Had I not seen the guest appearance by (most of) The Kids on the most recent episode of The Soup, I probably would have missed this:

"Death Comes to Town" on IFC, beginning Friday, August 20th.

Looking forward to this mini-series. Should be showing up in my guide later tonight! :up:


----------



## wmcbrine (Aug 2, 2003)

A belated WARNING: if you set your Season Pass to First-run only, as I did, it _will not record_. This is because the "original air date" is in January (when it aired in Canada).

Can anybody get me the first ten minutes?  Eh, I guess I should do what Dave Foley did, and bittorrent it...


----------



## jtlytle (May 17, 2005)

That show isn't available in Orlando - Comcast!! 

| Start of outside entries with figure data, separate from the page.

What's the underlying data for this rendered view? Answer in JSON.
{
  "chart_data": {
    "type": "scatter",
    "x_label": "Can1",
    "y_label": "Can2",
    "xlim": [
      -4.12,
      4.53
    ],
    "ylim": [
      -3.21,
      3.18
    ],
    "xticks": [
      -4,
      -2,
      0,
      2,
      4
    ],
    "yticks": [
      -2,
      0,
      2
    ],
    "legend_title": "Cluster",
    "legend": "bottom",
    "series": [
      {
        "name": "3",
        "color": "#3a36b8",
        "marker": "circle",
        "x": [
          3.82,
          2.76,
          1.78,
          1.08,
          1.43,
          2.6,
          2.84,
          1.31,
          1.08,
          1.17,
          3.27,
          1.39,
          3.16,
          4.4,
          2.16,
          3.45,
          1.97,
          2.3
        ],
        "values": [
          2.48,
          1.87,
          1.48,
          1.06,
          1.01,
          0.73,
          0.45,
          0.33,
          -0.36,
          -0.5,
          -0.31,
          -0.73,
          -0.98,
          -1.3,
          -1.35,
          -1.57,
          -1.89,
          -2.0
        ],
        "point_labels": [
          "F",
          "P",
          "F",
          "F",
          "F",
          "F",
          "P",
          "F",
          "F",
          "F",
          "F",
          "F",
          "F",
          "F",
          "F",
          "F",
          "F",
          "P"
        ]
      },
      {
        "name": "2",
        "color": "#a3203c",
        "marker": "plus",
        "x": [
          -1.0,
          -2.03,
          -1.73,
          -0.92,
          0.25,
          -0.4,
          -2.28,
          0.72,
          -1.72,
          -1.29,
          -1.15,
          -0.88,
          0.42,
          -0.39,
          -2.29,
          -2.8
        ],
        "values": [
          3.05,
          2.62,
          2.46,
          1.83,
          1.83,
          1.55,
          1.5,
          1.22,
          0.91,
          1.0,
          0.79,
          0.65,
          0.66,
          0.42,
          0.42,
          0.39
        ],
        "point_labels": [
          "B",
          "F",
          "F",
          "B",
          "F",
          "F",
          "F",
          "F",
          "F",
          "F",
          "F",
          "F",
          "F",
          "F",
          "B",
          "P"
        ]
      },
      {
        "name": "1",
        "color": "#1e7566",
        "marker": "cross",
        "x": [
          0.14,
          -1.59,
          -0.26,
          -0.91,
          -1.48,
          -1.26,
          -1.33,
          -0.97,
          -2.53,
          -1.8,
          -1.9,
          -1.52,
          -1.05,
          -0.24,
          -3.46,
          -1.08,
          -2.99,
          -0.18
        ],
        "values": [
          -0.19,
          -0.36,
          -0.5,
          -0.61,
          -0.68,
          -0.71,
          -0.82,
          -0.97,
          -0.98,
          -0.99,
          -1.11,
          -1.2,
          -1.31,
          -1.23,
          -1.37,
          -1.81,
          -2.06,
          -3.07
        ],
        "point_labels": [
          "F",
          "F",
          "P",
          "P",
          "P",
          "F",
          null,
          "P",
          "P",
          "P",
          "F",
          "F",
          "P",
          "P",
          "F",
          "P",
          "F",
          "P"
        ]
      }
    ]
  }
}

I was Publicist's assistant for Kids in the Hall back in 1990's when I lived in Toronto and worked for Canadian Broadcasting Corporation ( CBC) My Publicist's name was Elaine Mock.


----------



## wmcbrine (Aug 2, 2003)

The guide data for this show is all messed up now, at least on Fios. If you have an SP for "The Kids in the Hall: Death Comes to Town", it will _not_ record the remaining episodes. Instead, they now appear as just "Death Comes to Town", with no description. They do have episode numbers, though. You can probably set an SP for the new title, but since all the remaining episodes are in range now, I just set each to record.


----------



## tlc (May 30, 2002)

Damn, my early SP missed this. There seems to be a marathon on the 12th, though.


----------



## krkaufman (Nov 25, 2003)

tlc said:


> Damn, my early SP missed this. There seems to be a marathon on the 12th, though.

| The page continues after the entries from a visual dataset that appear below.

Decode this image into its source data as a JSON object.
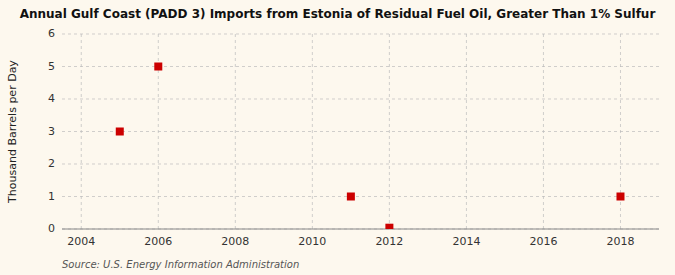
{
  "chart_data": {
    "type": "scatter",
    "title": "Annual Gulf Coast (PADD 3) Imports from Estonia of Residual Fuel Oil, Greater Than 1% Sulfur",
    "y_label": "Thousand Barrels per Day",
    "source": "Source: U.S. Energy Information Administration",
    "x": [
      2005,
      2006,
      2011,
      2012,
      2018
    ],
    "values": [
      3,
      5,
      1,
      0.04,
      1
    ],
    "color": "#cc0000",
    "marker": "square",
    "xlim": [
      2003.5,
      2019.0
    ],
    "ylim": [
      0,
      6
    ],
    "xticks": [
      2004,
      2006,
      2008,
      2010,
      2012,
      2014,
      2016,
      2018
    ],
    "yticks": [
      0,
      1,
      2,
      3,
      4,
      5,
      6
    ],
    "grid": true
  }
}
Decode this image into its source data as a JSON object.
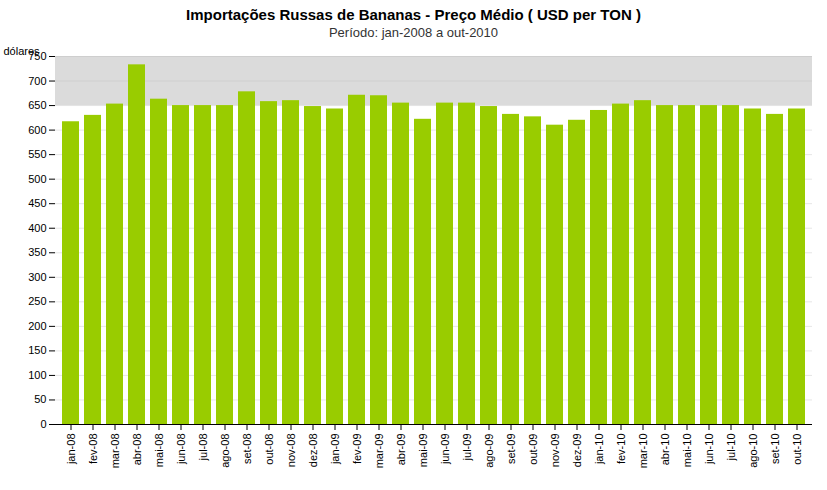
{
  "chart_data": {
    "type": "bar",
    "title": "Importações Russas de Bananas - Preço Médio ( USD per TON )",
    "subtitle": "Período: jan-2008 a out-2010",
    "y_label": "dólares",
    "categories": [
      "jan-08",
      "fev-08",
      "mar-08",
      "abr-08",
      "mai-08",
      "jun-08",
      "jul-08",
      "ago-08",
      "set-08",
      "out-08",
      "nov-08",
      "dez-08",
      "jan-09",
      "fev-09",
      "mar-09",
      "abr-09",
      "mai-09",
      "jun-09",
      "jul-09",
      "ago-09",
      "set-09",
      "out-09",
      "nov-09",
      "dez-09",
      "jan-10",
      "fev-10",
      "mar-10",
      "abr-10",
      "mai-10",
      "jun-10",
      "jul-10",
      "ago-10",
      "set-10",
      "out-10"
    ],
    "values": [
      617,
      630,
      653,
      733,
      663,
      650,
      650,
      650,
      678,
      658,
      660,
      648,
      643,
      671,
      670,
      655,
      622,
      655,
      655,
      648,
      632,
      627,
      610,
      620,
      640,
      653,
      660,
      650,
      650,
      650,
      650,
      643,
      632,
      643
    ],
    "color": "#99CC00",
    "shaded_region": [
      650,
      750
    ],
    "ylim": [
      0,
      750
    ],
    "yticks": [
      0,
      50,
      100,
      150,
      200,
      250,
      300,
      350,
      400,
      450,
      500,
      550,
      600,
      650,
      700,
      750
    ],
    "grid": true
  }
}
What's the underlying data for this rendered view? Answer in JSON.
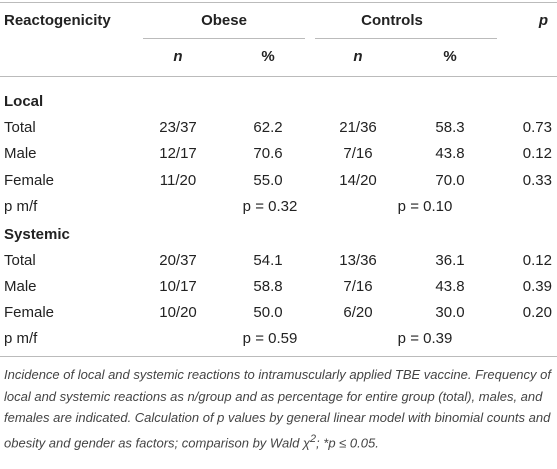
{
  "table": {
    "header": {
      "columns": [
        "Reactogenicity",
        "Obese",
        "Controls",
        "p"
      ],
      "subcolumns": [
        "n",
        "%",
        "n",
        "%"
      ]
    },
    "sections": [
      {
        "title": "Local",
        "rows": [
          [
            "Total",
            "23/37",
            "62.2",
            "21/36",
            "58.3",
            "0.73"
          ],
          [
            "Male",
            "12/17",
            "70.6",
            "7/16",
            "43.8",
            "0.12"
          ],
          [
            "Female",
            "11/20",
            "55.0",
            "14/20",
            "70.0",
            "0.33"
          ]
        ],
        "pmf": {
          "label": "p m/f",
          "obese": "p = 0.32",
          "controls": "p = 0.10"
        }
      },
      {
        "title": "Systemic",
        "rows": [
          [
            "Total",
            "20/37",
            "54.1",
            "13/36",
            "36.1",
            "0.12"
          ],
          [
            "Male",
            "10/17",
            "58.8",
            "7/16",
            "43.8",
            "0.39"
          ],
          [
            "Female",
            "10/20",
            "50.0",
            "6/20",
            "30.0",
            "0.20"
          ]
        ],
        "pmf": {
          "label": "p m/f",
          "obese": "p = 0.59",
          "controls": "p = 0.39"
        }
      }
    ]
  },
  "footnote": [
    "Incidence of local and systemic reactions to intramuscularly applied TBE vaccine. Frequency of local and systemic reactions as n/group and as percentage for entire group (total), males, and females are indicated. Calculation of p values by general linear model with binomial counts and obesity and gender as factors; comparison by Wald χ",
    "2",
    "; *p ≤ 0.05."
  ]
}
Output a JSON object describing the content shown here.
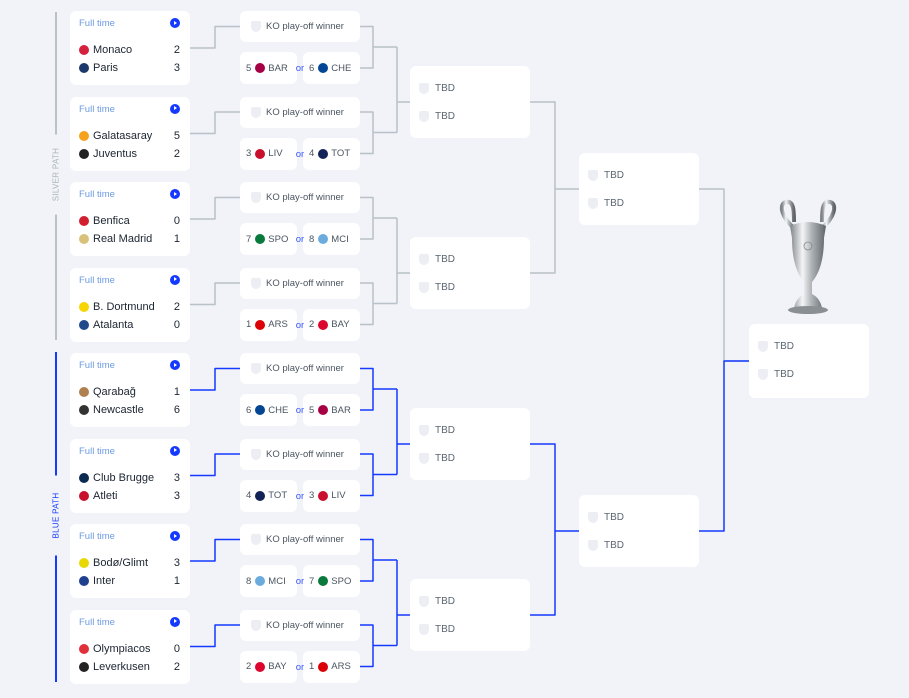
{
  "colors": {
    "silver": "#b8c2c8",
    "blue": "#1439ff",
    "accent_text": "#6d9ae0"
  },
  "paths": {
    "silver": "SILVER PATH",
    "blue": "BLUE PATH"
  },
  "matches": [
    {
      "status": "Full time",
      "home": {
        "name": "Monaco",
        "score": "2",
        "color": "#d4213d"
      },
      "away": {
        "name": "Paris",
        "score": "3",
        "color": "#1b3a6b"
      }
    },
    {
      "status": "Full time",
      "home": {
        "name": "Galatasaray",
        "score": "5",
        "color": "#f6a21a"
      },
      "away": {
        "name": "Juventus",
        "score": "2",
        "color": "#222222"
      }
    },
    {
      "status": "Full time",
      "home": {
        "name": "Benfica",
        "score": "0",
        "color": "#d0202e"
      },
      "away": {
        "name": "Real Madrid",
        "score": "1",
        "color": "#d8c27a"
      }
    },
    {
      "status": "Full time",
      "home": {
        "name": "B. Dortmund",
        "score": "2",
        "color": "#f7d500"
      },
      "away": {
        "name": "Atalanta",
        "score": "0",
        "color": "#1e4a8a"
      }
    },
    {
      "status": "Full time",
      "home": {
        "name": "Qarabağ",
        "score": "1",
        "color": "#b08050"
      },
      "away": {
        "name": "Newcastle",
        "score": "6",
        "color": "#333333"
      }
    },
    {
      "status": "Full time",
      "home": {
        "name": "Club Brugge",
        "score": "3",
        "color": "#0a2a4f"
      },
      "away": {
        "name": "Atleti",
        "score": "3",
        "color": "#c8102e"
      }
    },
    {
      "status": "Full time",
      "home": {
        "name": "Bodø/Glimt",
        "score": "3",
        "color": "#e8d800"
      },
      "away": {
        "name": "Inter",
        "score": "1",
        "color": "#1f3f8f"
      }
    },
    {
      "status": "Full time",
      "home": {
        "name": "Olympiacos",
        "score": "0",
        "color": "#e0303a"
      },
      "away": {
        "name": "Leverkusen",
        "score": "2",
        "color": "#222222"
      }
    }
  ],
  "ko": [
    {
      "label": "KO play-off winner",
      "a": {
        "seed": "5",
        "code": "BAR",
        "color": "#a50044"
      },
      "or": "or",
      "b": {
        "seed": "6",
        "code": "CHE",
        "color": "#034694"
      }
    },
    {
      "label": "KO play-off winner",
      "a": {
        "seed": "3",
        "code": "LIV",
        "color": "#c8102e"
      },
      "or": "or",
      "b": {
        "seed": "4",
        "code": "TOT",
        "color": "#132257"
      }
    },
    {
      "label": "KO play-off winner",
      "a": {
        "seed": "7",
        "code": "SPO",
        "color": "#0a7a3c"
      },
      "or": "or",
      "b": {
        "seed": "8",
        "code": "MCI",
        "color": "#6cabdd"
      }
    },
    {
      "label": "KO play-off winner",
      "a": {
        "seed": "1",
        "code": "ARS",
        "color": "#db0007"
      },
      "or": "or",
      "b": {
        "seed": "2",
        "code": "BAY",
        "color": "#dc052d"
      }
    },
    {
      "label": "KO play-off winner",
      "a": {
        "seed": "6",
        "code": "CHE",
        "color": "#034694"
      },
      "or": "or",
      "b": {
        "seed": "5",
        "code": "BAR",
        "color": "#a50044"
      }
    },
    {
      "label": "KO play-off winner",
      "a": {
        "seed": "4",
        "code": "TOT",
        "color": "#132257"
      },
      "or": "or",
      "b": {
        "seed": "3",
        "code": "LIV",
        "color": "#c8102e"
      }
    },
    {
      "label": "KO play-off winner",
      "a": {
        "seed": "8",
        "code": "MCI",
        "color": "#6cabdd"
      },
      "or": "or",
      "b": {
        "seed": "7",
        "code": "SPO",
        "color": "#0a7a3c"
      }
    },
    {
      "label": "KO play-off winner",
      "a": {
        "seed": "2",
        "code": "BAY",
        "color": "#dc052d"
      },
      "or": "or",
      "b": {
        "seed": "1",
        "code": "ARS",
        "color": "#db0007"
      }
    }
  ],
  "quarterfinals": [
    {
      "a": "TBD",
      "b": "TBD"
    },
    {
      "a": "TBD",
      "b": "TBD"
    },
    {
      "a": "TBD",
      "b": "TBD"
    },
    {
      "a": "TBD",
      "b": "TBD"
    }
  ],
  "semifinals": [
    {
      "a": "TBD",
      "b": "TBD"
    },
    {
      "a": "TBD",
      "b": "TBD"
    }
  ],
  "final": {
    "a": "TBD",
    "b": "TBD"
  },
  "trophy_icon": "champions-league-trophy"
}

Confirmed. All 8 episodes are scheduled to air, in sequence, this coming Sunday, Sept 12, beginning at noon Eastern.


----------



## windracer (Jan 3, 2003)

tlc said:


> Damn, my early SP missed this.


Arrgh, mine too, and I didn't notice until this thread was updated. I've re-created the SP and hopefully will catch the marathon this way.


----------



## tlc (May 30, 2002)

Double crap!

Sometime since I checked last night, the guide data changed back
to "*Kids in the Hall:* Death Comes to Town" and my new subscription
was missing them!! I've recovered in time for #3

IFC and Sundance are really screwing me with their guide data.


----------



## windracer (Jan 3, 2003)

Argh! You're right! So now I got nothing whereas if I had left my original SP alone it would have been fine. They are apparently determined not to have anyone TiVo this show.


----------